No cause is given, but since he “had been in good health as recently as the weekend,” I would have to guess heart attack. He doesn’t seem the OD type.

He worked constantly and with an entrepreneur’s energy. He had his own lines of chef clothing and dry spices. He partnered with Kellogg’s to bring plant-based items from the company’s Morningstar Farms brand to restaurants like his. And he appeared regularly on Food Network programs like “Chopped” and “BBQ Brawl.”

He (also) founded his own nonprofit, One Chef Can 86 Hunger, which spreads awareness about food insecurity and healthy eating, especially among young people. During a 2019 government shutdown, he offered free lunches to furloughed federal workers; during the pandemic, he opened pop-up food kitchens to feed at-risk Detroit residents.

The juxtaposition seems designed to engage your judgemental mind: the junkie, dealer, and sometime actor vs. the hard-working and charitable chef. Try as you might it’s hard to resist the comparison; then you turn the page and see death notices for two much older folks:

Richard Truly, a naval aviator and astronaut who flew aboard two early space shuttle missions and, as NASA’s associate administrator, guided the agency’s return to space after the Challenger disaster, died on Feb. 27 at his home in Genesee, Colo. He was 86.

Günter Brus, a founder of the radical art movement known as Viennese Actionism, who courted outrage and arrest in the 1960s by using his body — and bodily effluvia — to shatter the bourgeois civility of a country haunted by its Nazi past, died on Feb. 10 in Graz, Austria. He was 85.

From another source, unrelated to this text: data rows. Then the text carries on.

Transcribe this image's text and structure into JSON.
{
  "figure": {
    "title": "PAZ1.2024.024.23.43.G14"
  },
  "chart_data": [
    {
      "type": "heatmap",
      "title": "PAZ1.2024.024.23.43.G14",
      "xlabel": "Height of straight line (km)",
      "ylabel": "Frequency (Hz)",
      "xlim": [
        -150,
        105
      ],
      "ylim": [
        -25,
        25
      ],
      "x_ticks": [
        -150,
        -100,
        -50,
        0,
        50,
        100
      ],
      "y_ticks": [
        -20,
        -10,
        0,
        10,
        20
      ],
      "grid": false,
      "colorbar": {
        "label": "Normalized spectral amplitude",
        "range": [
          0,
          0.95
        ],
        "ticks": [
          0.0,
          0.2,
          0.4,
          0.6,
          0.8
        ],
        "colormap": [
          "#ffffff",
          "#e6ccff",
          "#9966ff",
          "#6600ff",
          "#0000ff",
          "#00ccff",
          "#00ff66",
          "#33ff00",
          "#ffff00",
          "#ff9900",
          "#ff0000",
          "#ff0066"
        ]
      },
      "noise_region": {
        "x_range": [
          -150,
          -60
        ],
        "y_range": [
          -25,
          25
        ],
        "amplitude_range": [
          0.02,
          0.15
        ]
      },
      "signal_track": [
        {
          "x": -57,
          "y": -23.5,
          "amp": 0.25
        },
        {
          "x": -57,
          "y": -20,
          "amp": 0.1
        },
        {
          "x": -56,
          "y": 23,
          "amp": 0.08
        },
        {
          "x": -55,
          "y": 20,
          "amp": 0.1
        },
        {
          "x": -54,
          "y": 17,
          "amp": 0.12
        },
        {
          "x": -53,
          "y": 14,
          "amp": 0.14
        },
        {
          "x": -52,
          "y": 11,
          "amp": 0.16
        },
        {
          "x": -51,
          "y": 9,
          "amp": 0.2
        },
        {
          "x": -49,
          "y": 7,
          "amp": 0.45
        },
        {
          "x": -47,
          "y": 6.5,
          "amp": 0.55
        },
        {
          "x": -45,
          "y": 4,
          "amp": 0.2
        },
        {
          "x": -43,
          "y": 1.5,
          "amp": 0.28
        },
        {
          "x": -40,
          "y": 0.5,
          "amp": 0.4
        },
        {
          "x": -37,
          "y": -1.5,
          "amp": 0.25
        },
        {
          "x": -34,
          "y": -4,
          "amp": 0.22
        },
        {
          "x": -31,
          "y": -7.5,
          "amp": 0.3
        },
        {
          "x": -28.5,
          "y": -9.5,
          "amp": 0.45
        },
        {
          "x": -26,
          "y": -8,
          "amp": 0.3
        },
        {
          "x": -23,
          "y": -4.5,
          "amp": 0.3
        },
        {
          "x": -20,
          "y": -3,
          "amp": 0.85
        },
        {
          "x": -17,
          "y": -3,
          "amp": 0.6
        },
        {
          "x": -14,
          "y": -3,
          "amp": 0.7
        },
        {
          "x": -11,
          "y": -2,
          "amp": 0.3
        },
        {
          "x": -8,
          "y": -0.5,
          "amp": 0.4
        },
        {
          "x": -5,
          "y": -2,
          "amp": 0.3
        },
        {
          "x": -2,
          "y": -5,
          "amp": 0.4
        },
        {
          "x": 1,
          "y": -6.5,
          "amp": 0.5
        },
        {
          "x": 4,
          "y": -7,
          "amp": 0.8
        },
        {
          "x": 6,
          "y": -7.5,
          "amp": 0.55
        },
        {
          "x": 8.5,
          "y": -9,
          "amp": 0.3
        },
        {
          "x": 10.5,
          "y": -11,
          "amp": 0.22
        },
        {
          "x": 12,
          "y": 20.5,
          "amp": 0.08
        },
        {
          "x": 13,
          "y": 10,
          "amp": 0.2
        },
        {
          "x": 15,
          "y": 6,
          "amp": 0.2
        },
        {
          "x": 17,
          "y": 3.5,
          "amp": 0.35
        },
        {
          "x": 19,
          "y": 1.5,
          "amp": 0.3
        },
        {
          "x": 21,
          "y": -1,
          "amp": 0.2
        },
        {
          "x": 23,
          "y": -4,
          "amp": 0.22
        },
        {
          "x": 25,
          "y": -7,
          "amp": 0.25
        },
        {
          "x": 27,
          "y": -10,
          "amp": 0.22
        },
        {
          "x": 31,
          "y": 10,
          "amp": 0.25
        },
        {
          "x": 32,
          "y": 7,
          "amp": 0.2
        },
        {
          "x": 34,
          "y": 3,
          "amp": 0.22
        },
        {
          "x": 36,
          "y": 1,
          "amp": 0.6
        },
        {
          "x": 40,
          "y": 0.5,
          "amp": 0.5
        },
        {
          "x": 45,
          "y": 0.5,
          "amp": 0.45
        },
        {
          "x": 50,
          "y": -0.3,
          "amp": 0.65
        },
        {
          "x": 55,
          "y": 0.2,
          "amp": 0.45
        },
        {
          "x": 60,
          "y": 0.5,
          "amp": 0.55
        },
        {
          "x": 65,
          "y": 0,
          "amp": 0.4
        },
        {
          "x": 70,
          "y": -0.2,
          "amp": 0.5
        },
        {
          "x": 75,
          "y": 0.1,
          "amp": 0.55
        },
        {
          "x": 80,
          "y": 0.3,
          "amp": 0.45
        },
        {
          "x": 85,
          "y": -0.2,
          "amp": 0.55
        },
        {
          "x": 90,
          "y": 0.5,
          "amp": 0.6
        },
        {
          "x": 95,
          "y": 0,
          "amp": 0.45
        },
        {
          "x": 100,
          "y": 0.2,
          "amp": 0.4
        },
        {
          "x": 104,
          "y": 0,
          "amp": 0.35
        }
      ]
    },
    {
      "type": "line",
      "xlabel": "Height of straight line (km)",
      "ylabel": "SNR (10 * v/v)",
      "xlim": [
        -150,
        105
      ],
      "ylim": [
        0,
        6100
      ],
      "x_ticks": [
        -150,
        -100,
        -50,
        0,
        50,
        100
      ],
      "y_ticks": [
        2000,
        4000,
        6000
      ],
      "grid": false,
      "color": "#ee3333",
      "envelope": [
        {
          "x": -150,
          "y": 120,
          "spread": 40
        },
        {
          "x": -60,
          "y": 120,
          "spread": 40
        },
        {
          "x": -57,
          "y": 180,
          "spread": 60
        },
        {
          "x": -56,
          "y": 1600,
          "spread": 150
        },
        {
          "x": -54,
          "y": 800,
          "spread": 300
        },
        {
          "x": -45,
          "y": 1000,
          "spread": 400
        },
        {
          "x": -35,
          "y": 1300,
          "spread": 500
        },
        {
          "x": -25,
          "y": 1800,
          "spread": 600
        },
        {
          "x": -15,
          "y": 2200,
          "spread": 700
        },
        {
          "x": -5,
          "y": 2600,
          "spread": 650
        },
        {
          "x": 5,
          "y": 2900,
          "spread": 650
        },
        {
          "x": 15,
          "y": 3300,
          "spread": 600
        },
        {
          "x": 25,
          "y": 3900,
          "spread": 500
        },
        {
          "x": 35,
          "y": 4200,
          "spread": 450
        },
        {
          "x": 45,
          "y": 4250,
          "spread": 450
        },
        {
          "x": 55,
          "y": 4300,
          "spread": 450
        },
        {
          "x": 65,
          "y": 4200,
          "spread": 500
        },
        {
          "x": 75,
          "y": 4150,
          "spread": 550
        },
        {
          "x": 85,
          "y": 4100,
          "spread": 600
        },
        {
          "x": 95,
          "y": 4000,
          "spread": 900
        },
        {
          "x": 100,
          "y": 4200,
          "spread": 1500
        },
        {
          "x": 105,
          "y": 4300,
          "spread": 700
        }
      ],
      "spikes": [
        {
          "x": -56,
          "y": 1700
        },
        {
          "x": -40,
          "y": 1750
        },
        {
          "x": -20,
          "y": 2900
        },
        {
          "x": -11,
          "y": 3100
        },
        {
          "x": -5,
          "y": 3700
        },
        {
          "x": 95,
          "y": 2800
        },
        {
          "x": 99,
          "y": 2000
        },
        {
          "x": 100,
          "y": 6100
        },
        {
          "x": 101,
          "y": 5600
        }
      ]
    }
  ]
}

And wow, it’s hard to imagine two more different guys. The former was an aerospace engineer type who walked the straight and narrow; the latter an Artist who went to the edge and beyond.

In 1968, with leftist student rebellions erupting throughout Europe, [Brus] participated in an incendiary Actionist event “Kunst und Revolution” (“Art and Revolution”) at the University of Vienna. Mr. Brus’s contribution involved urinating into a glass and smearing his body with excrement, before belting out his country’s national anthem while masturbating. At the end of the performance, he drank the urine and vomited.

Here he is somewhat earlier, performing an art piece called “Wiener Spaziergang” (“Vienna Walk”):

Climbing from a Citroën 2CV parked in the Heldenplatz, or Heroes’ Square, of Vienna, he was clad in a suit and covered in white paint from head to toe, with a line of black paint, like a violent stitching, running up the center of his body and face.

Calling to mind a Franz Kline painting with legs, Mr. Brus’s action suggested the violent division of the Austrian psyche — or perhaps his own — wrought by the Nazis, as he strolled toward the Hofburg imperial palace, where Hitler had once addressed cheering masses.

Later, says the obit,

Mr. Brus continued to work at what he called a manic pace as a painter, graphic artist and the writer and creator of “image poems” — collage-like graphic narratives including drawings, text and other visual elements. His wife told Kleine Zeitung in 2018 that he had produced some 80,000 drawings over the years.

At 80, Mr. Brus said that he had no desire to attempt to court scandal as he had in his early days. When asked if age had become its own source of provocation, he demurred.

“No,” he said. “I just find it boring.”

Interesting cat. Though now I feel bad for neglecting Mr. Truly, who had a remarkable career and came to NASA’s rescue at a time of crisis. Any of us should be so lucky as to lead so full a life as either of them.

And as I sit here with the sun in my face and the clock ticking towards 5:00, with dinner guests due at 5:30, I realize that when I started this I was trying to make some kind of point. About the myriad different paths that are out there, the futility of trying to judge one life against another, and the endless amusement that can be derived from doing just that. But I can’t say exactly what that point was… you’ll just have to decide for yourself. Over and out for now and a glorious Saturday night to all. Like the man says, every day above ground is a good day.